# Research: Provider Connection Full Cutover

**Feature**: [specs/081-provider-connection-cutover/spec.md](spec.md)  
**Date**: 2026-02-07

## Goal

Resolve repo-specific unknowns for the full credential cutover, and document decisions with rationale and alternatives.

## Findings (Repo Reality)

### Existing ProviderConnection / ProviderCredential primitives

- `ProviderConnection` exists as a workspace-owned, tenant-scoped integration asset.
- Default invariant already exists at DB level via partial unique index:
  - `provider_connections_default_unique` on `(tenant_id, provider)` where `is_default = true`.
- `ProviderCredential` exists and stores encrypted payload in `payload` (`encrypted:array`) and is hidden from serialization.
- `ProviderGateway::graphOptions(ProviderConnection $connection)` builds Graph options using `CredentialManager`.

### Existing runtime provider call patterns

- Some jobs are already ProviderConnection-first:
  - Provider connection health check uses `ProviderGateway::graphOptions($connection)`.
  - Provider operation start gate (`ProviderOperationStartGate`) uses `provider_connection_id` in operation run context and dedupe.

- Legacy tenant credential reads still exist in high-impact services and UI:
  - Services: inventory sync, policy sync, policy snapshots/backups, restore, RBAC onboarding, scope tag resolver.
  - UI: tenant registration + tenant resource form exposes `app_client_id` / `app_client_secret`.

### Operations / observability primitives

- `OperationRun` has:
  - `status`: queued|running|completed
  - `outcome`: pending|succeeded|partially_succeeded|failed (+ reserved cancelled)
  - `context` JSON field used for identity and target scope.
- Provider operation start gate already writes `context.provider`, `context.provider_connection_id`, and `context.target_scope.entra_tenant_id`.

## Decisions

### D1 — Single Source of Truth: ProviderConnection + ProviderCredential

**Decision**: All runtime provider calls use `ProviderConnection` + `ProviderCredential` via `ProviderGateway`.

**Rationale**: Eliminates drift between verification vs restore and makes the suite deterministic and auditable.

**Alternatives considered**:
- Continue dual-source (tenant fields + provider connections): rejected due to drift and security risk.
- Allow runtime fallback to tenant fields: rejected; violates “single read path” and creates non-determinism.

### D2 — Default enforcement applies to all providers; backfill creates Microsoft defaults only

**Decision**: The invariant “exactly one default per (tenant, provider)” is generic for all providers, but the one-time backfill only creates/repairs defaults for provider `microsoft`.

**Rationale**: Keeps the suite future-proof while delivering Microsoft-only cutover now.

**Alternatives considered**:
- Microsoft-only invariant: rejected; forces future migrations and special cases.

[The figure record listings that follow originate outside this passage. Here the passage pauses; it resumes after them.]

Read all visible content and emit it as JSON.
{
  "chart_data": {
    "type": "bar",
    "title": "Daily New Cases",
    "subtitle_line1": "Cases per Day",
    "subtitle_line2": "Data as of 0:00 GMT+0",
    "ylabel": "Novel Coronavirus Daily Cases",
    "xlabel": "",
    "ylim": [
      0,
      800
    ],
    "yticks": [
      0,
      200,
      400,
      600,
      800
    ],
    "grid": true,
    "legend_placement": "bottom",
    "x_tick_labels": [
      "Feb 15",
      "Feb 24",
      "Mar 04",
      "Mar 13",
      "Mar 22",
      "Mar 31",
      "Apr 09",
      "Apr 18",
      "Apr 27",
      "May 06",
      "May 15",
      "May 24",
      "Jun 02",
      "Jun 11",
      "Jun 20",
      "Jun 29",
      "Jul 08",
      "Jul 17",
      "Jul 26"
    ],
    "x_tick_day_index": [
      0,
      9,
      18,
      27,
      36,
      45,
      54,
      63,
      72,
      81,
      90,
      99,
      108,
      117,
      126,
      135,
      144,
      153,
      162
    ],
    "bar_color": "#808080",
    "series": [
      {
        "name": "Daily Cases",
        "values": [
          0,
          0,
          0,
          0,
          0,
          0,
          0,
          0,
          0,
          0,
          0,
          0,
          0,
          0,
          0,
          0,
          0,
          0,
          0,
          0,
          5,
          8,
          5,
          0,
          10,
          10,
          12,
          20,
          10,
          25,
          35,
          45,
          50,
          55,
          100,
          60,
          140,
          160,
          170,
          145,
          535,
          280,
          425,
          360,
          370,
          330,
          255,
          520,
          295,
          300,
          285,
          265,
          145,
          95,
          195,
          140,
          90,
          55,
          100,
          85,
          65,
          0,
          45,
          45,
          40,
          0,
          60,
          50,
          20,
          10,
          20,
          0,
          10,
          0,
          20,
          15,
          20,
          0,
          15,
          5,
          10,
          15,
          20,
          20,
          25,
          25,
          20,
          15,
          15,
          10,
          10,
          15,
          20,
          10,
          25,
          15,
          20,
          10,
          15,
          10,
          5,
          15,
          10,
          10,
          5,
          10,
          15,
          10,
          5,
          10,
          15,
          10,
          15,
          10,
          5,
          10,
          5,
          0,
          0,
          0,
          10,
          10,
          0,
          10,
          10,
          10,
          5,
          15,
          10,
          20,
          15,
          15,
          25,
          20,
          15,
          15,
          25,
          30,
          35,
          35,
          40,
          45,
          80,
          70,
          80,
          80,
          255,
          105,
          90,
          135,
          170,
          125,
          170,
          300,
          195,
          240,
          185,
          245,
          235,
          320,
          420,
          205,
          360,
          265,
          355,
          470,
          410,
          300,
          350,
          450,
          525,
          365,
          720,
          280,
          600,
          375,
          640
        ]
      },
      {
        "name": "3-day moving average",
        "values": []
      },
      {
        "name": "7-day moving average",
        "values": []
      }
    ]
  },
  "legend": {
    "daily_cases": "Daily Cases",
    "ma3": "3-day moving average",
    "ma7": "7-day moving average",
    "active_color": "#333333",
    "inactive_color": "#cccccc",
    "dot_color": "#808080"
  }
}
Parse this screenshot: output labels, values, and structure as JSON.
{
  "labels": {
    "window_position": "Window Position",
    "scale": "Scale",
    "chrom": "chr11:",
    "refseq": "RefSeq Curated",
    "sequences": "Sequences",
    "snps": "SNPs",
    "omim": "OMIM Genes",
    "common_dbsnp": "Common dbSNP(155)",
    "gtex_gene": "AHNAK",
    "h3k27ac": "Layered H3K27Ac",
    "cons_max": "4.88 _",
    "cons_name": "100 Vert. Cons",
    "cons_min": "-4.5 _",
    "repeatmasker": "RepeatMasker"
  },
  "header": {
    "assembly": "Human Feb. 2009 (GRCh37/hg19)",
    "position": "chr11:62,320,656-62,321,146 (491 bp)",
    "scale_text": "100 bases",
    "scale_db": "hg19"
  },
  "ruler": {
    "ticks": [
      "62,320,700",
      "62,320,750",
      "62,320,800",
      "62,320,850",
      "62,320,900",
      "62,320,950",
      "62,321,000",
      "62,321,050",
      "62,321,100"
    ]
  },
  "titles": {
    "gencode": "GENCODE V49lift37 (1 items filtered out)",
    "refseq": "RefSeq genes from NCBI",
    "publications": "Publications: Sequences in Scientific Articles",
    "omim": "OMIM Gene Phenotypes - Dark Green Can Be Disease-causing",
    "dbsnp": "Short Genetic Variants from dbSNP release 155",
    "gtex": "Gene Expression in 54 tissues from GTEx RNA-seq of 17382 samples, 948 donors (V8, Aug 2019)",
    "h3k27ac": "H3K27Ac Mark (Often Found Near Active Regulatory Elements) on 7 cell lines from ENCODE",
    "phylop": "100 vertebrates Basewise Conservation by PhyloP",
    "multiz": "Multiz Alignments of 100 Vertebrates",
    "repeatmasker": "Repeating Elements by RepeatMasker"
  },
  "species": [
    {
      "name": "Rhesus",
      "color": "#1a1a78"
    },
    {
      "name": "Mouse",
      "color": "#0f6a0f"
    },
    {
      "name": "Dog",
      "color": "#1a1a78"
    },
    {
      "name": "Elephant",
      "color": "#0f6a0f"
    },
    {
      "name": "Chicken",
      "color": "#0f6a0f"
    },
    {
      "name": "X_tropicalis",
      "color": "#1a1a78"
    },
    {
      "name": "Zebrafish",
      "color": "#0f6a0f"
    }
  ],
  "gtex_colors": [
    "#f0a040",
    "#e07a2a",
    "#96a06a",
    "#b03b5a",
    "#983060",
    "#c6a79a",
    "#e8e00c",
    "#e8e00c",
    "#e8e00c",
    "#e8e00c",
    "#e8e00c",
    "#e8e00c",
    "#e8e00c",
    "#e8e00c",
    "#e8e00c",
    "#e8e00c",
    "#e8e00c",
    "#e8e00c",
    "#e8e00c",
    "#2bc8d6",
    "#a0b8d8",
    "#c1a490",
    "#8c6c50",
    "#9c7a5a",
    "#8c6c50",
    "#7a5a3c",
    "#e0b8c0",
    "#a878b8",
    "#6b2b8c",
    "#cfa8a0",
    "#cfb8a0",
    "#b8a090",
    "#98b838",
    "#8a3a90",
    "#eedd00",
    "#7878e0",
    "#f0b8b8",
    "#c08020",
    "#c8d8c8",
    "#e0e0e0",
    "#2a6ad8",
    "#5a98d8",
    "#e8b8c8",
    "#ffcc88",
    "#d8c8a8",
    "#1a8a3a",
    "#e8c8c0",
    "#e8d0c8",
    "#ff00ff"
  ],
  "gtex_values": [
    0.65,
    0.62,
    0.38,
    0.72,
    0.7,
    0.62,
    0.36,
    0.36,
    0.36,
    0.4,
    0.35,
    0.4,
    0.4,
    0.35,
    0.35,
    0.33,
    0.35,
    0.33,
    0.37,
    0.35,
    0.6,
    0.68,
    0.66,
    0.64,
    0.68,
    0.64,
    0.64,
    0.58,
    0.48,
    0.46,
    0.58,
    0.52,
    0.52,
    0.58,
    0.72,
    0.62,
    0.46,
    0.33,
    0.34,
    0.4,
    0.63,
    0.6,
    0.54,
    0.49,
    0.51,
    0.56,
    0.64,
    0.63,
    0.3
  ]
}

### D3 — Blocked starts still create an OperationRun

**Decision**: Starting a provider-backed operation without usable configuration still creates an `OperationRun` record to preserve observability.

**Rationale**: Operators need a canonical record for “what was attempted” and why it is blocked.

**Alternatives considered**:
- UI-only blocked banner without a run: rejected; loses auditability/observability.

### D4 — Represent “blocked” runs as a distinct OperationRun outcome

**Decision**: Introduce a `blocked` outcome on operation runs (keep status lifecycle unchanged: `completed`).

**Rationale**: The repo currently has no “blocked” status/outcome for runs; representing it explicitly prevents conflating blocked with failed.

**Alternatives considered**:
- Encode blocked as `outcome=failed` + reason_code: rejected; UI semantics become inconsistent and ambiguous.
- Add a new status value (`blocked`): rejected; affects active-run dedupe and status badge expectations more broadly.

### D5 — Backfill selection rule for existing connections without a default

**Decision**: If exactly one Microsoft provider connection exists, set it default. If multiple exist, do not auto-select (requires admin remediation).

**Rationale**: Avoids accidental selection of the wrong app registration.

**Alternatives considered**:
- Always pick the oldest: rejected; unsafe in enterprise environments.
- Always create a new connection: rejected; increases clutter and may violate tenant/provider/entra uniqueness.

### D6 — Legacy tenant credential reads allowed only in explicit backfill tooling

**Decision**: Legacy tenant fields (`tenants.app_*`) are forbidden in runtime and permitted only in backfill command/migration.

**Rationale**: Tightens the security posture and makes cutover verifiable via guard tests.

**Alternatives considered**:
- Runtime fallback: rejected.
- No backfill reads: rejected; forces manual secret re-entry for all tenants.

## Open Points (to be handled in implementation)

- Centralize “next steps” as link keys (the repo currently embeds Filament URLs directly in verification checks).
- Determine the final reason_code taxonomy mapping for common exceptions (credential missing, auth failure, tenant mismatch).